16      À l’appui de son pourvoi, la requérante présente deux moyens, tirés, le premier, d’une omission à statuer du Tribunal et d’un défaut de motivation de l’ordonnance attaquée et, le second, de la violation de son droit à intervenir dans la procédure de première instance.

17      Par la seconde branche de son premier moyen, qu’il convient d’examiner d’emblée, elle fait valoir que l’ordonnance attaquée ne contient aucune motivation en réponse aux moyens et aux arguments avancés dans sa demande d’intervention.
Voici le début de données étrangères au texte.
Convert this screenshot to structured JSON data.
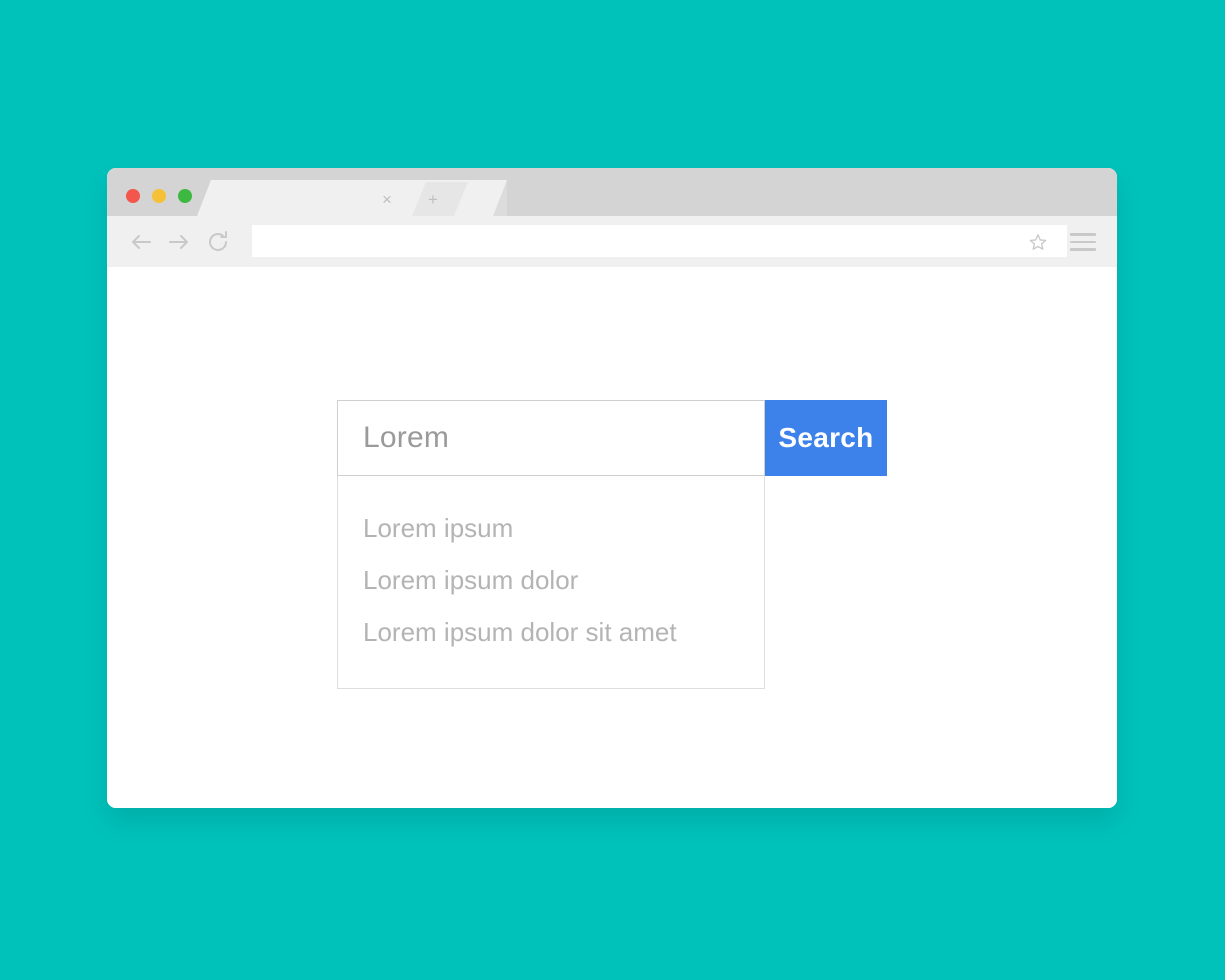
{
  "background": {
    "color": "#00c2bb"
  },
  "browser": {
    "title_bar": {
      "traffic_lights": [
        {
          "name": "close",
          "color": "#f2564c"
        },
        {
          "name": "minimize",
          "color": "#f7c137"
        },
        {
          "name": "maximize",
          "color": "#3db840"
        }
      ],
      "tabs": [
        {
          "label": "",
          "close_icon": "×"
        }
      ],
      "new_tab_icon": "+"
    },
    "toolbar": {
      "back_icon": "back-arrow-icon",
      "forward_icon": "forward-arrow-icon",
      "reload_icon": "reload-icon",
      "url_value": "",
      "url_placeholder": "",
      "bookmark_icon": "star-icon",
      "menu_icon": "hamburger-menu-icon"
    }
  },
  "page": {
    "search": {
      "input_value": "Lorem",
      "input_placeholder": "Lorem",
      "button_label": "Search",
      "button_color": "#3d82ea",
      "suggestions": [
        "Lorem ipsum",
        "Lorem ipsum dolor",
        "Lorem ipsum dolor sit amet"
      ]
    }
  }
}
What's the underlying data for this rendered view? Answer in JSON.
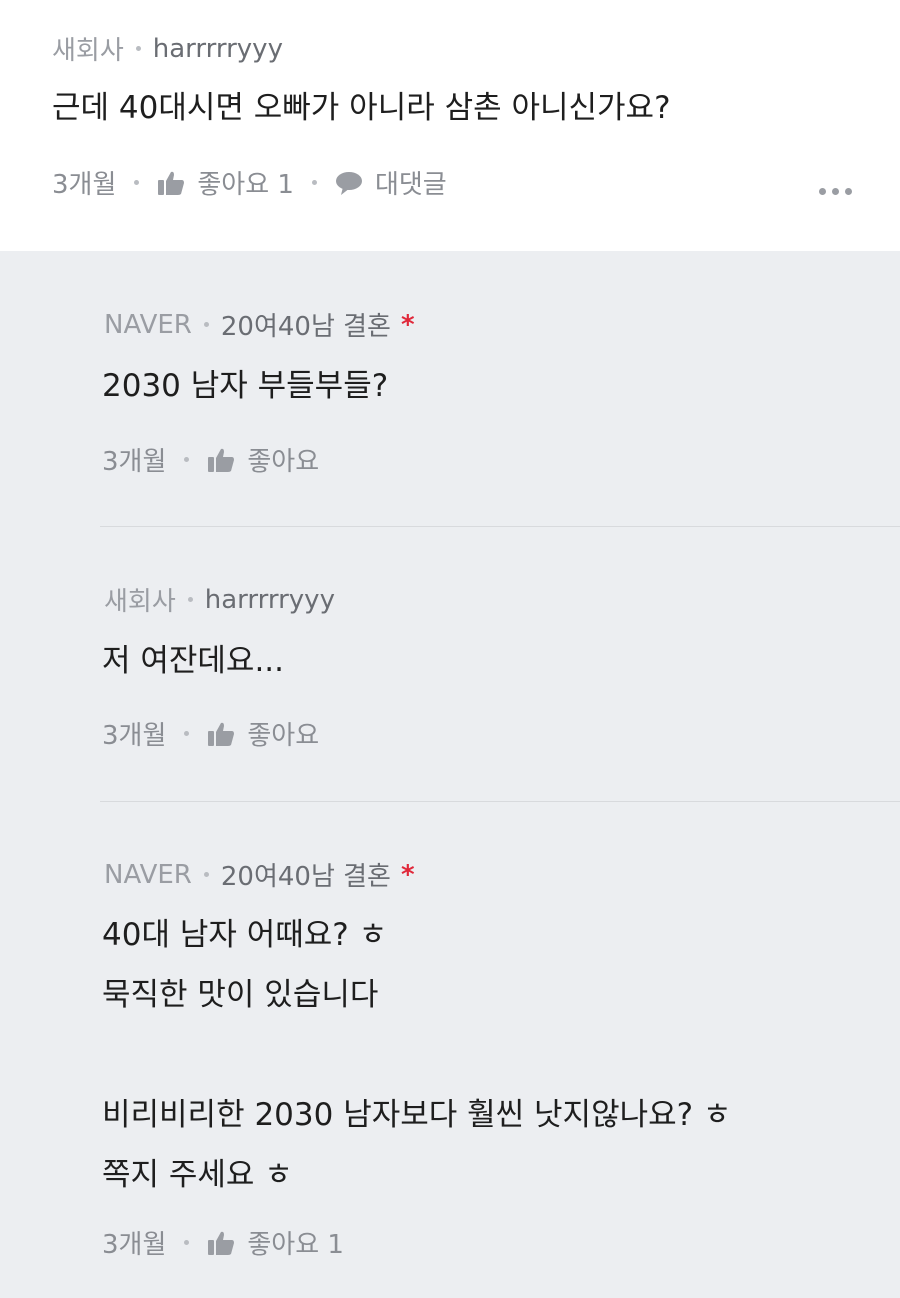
{
  "comment": {
    "source": "새회사",
    "author": "harrrrryyy",
    "text": "근데 40대시면 오빠가 아니라 삼촌 아니신가요?",
    "time": "3개월",
    "like_label": "좋아요 1",
    "reply_label": "대댓글"
  },
  "replies": [
    {
      "source": "NAVER",
      "author": "20여40남 결혼",
      "author_mark": "*",
      "lines": [
        "2030 남자 부들부들?"
      ],
      "time": "3개월",
      "like_label": "좋아요"
    },
    {
      "source": "새회사",
      "author": "harrrrryyy",
      "lines": [
        "저 여잔데요..."
      ],
      "time": "3개월",
      "like_label": "좋아요"
    },
    {
      "source": "NAVER",
      "author": "20여40남 결혼",
      "author_mark": "*",
      "lines": [
        "40대 남자 어때요? ㅎ",
        "묵직한 맛이 있습니다",
        "",
        "비리비리한 2030 남자보다 훨씬 낫지않나요? ㅎ",
        "쪽지 주세요 ㅎ"
      ],
      "time": "3개월",
      "like_label": "좋아요 1"
    }
  ],
  "icons": {
    "like": "thumbs-up-icon",
    "reply": "speech-bubble-icon",
    "more": "more-dots-icon"
  },
  "colors": {
    "top_background": "#ffffff",
    "reply_background": "#eceef1",
    "author_mark": "#e0283a"
  }
}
En particulier, la présidente de la deuxième chambre du Tribunal n’aurait pas statué sur les arguments de la requérante fondés sur les articles 40 et 45 du statut de la Cour de justice de l’Union européenne, sur l’article 47 de la charte des droits fondamentaux
de l’Union européenne (ci-après la « Charte ») ainsi que sur le principe de bonne administration de la justice.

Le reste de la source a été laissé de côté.